Article 5 min

California Consumer Privacy Act: What You Need to Know About “GDPR Lite”   

California Consumer Privacy Act

April 2, 2019  


California Consumer Privacy Act

The ability to collect and analyze data about individuals has never been greater. People create huge trails of information as they browse, shop, consume data and interact online; machine learning, AI and data sharing can sort, filter and interpret information at an ever-finer level. In this new milieu, governments across the world are instituting new laws to protect the privacy and consumer rights of individuals. The California Consumer Privacy Act of 2018 (CCPA), which was passed in June 2018, is one such law.

Often referred to as ‘GDPR lite’, it bears similarities to the EU’s General Data Protection Regulation; the intent of the CCPA is to provide Californians with more control over their personal information, by ensuring the following rights:

(1) The right of Californians to know what personal information is being collected about them.

(2) The right of Californians to know whether their personal information is sold or disclosed and to whom.

(3) The right of Californians to say no to the sale of personal information.

(4) The right of Californians to access their personal information.

(5) The right of Californians to equal service and price, even if they exercise their privacy rights.

The Act will take effect on January 1, 2020. According to CCPA Readiness Benchmark Report, which was published by privacy compliance and risk management firm TrustArc, only 14 percent of companies are currently in compliance with the CCPA.

Learn More: Download CCPA Compliance: A Systematic Approach to Consumer Privacy

Which businesses would be covered by CCPA?

The CCPA protects California-based consumers, which means that any business collecting and processing the personal information of Californian residents – whether it is located in California, the US or overseas – would have to abide by it. It must also be noted that the CCPA applies only to for-profit entities; non-profit entities are exempt from CCPA.

Additionally, the business must meet one of the following criteria in order to be covered by CCPA:

  1. The business must generate annual gross revenue in excess of $25 million,
  2. The business must receive or share personal information of more than 50,000 California residents annually, or
  3. The business must derive at least 50 percent of its annual revenue by selling the personal information of California residents.

If a business does not meet all three of the aforementioned criteria, it will be considered exempt from CCPA.

As they did with GDPR, organizations will have to determine how they collect, store, share, and manage personal information, in preparation for CCPA too. For most organizations that must comply, this implies changing their procedures across the board, not just for Californians – consider this blog post by international law firm Proskauer, “For example, few companies are likely to devote the resources necessary to provide the Act’s opt-out options to a user visiting a Web site from an IP address in California, while providing a Web site without those features to residents of the other 49 states.”
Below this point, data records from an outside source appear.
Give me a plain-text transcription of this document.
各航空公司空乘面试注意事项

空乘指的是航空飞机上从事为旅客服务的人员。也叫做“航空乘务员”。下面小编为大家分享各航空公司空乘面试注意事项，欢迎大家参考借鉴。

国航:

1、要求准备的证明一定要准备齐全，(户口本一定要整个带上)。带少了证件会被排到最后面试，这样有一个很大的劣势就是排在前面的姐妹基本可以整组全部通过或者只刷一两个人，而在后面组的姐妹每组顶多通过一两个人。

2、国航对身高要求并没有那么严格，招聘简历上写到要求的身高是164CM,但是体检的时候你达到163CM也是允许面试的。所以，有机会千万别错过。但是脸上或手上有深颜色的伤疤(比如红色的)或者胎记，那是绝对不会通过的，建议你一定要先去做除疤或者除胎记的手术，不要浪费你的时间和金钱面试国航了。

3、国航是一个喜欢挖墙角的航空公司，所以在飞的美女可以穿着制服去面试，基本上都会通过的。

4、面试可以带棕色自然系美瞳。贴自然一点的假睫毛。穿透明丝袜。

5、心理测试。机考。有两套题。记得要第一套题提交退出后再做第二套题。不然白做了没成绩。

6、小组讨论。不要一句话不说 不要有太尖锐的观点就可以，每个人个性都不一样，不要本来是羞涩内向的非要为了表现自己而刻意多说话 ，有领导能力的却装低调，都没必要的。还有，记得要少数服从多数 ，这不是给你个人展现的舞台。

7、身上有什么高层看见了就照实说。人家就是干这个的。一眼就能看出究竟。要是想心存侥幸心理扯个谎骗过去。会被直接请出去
Personal information, in the Act, is a broad definition that “identifies, relates to, describes, is capable of being associated with, or could reasonably be linked, directly or indirectly, with a particular consumer or household.” This definition covers data such as:

  • Personally identifiable information (PII) such as name, address, IP address, email address, account name, social security number, passport number, and driving license
  • Browsing history, interaction with advertisements, apps, or websites
  • Biometrics
  • Property records
  • Geolocation
  • Psychometric data
  • Employment history

 CCPA: Assessing where your data practices stand

Many companies have already implemented stringent privacy protections in their preparation for GDPR compliance. As there are many areas of overlap between the CCPA and GDPR, a similar model could be instructive in implementing processes and procedures.

Audit

What personal information are you currently collecting and what are you doing with it? A proper data mapping will help your organization understand the information lifecycle and what systems you have in place to manage and protect it.

Data Lifecycle Management (DLM)

The audit identifies what privacy safeguards and deficiencies are in place. The next step is to strategize an effective Data Lifecycle Management (DLM) plan that manages all stages of data use: Creating, storing, using, sharing, archiving and destroying.

Automation

How will you implement and operationalize the DLM plan? Systemizing and automating data procedures helps ensure processes are ongoing and accurate. Reports and other audit procedures are also automatable.

As opposed to being strictly a cost, implementing new procedures can create efficiencies, new insights and other valuable actionable items. As an article in the Internet of Business states “but as with GDPR in Europe, canny organizations should see any incoming regulation as an opportunity and as a key competitive differentiator, and not as a threat to their business models.”

Transparency

Communicating how your organization handles personal information is a fundamental requirement of the CCPA.

Your privacy policy statements will probably require updating to reflect the new standards. What personal information is being collected? Is personal information sold or disclosed and to whom? How are people able to opt-out of the sale of their personal information?

As more of our lives are lived digitally, trust in those that have our information becomes more important. As Michael V. Marrale, CEO of M Science, writes in Forbes, “consumers having control of their data and the use rights associated with it will force the industry to grow up and take responsibility for its actions.  It will force out bad actors, consolidate around the responsible operators and foster a trust that we all need to continue to benefit from the economic efficiencies a data driven economy brings to us all.”

Companies that demonstrate full transparency will further gain the trust of consumers, especially at a time when there is growing public skepticism around trusting companies with personal data.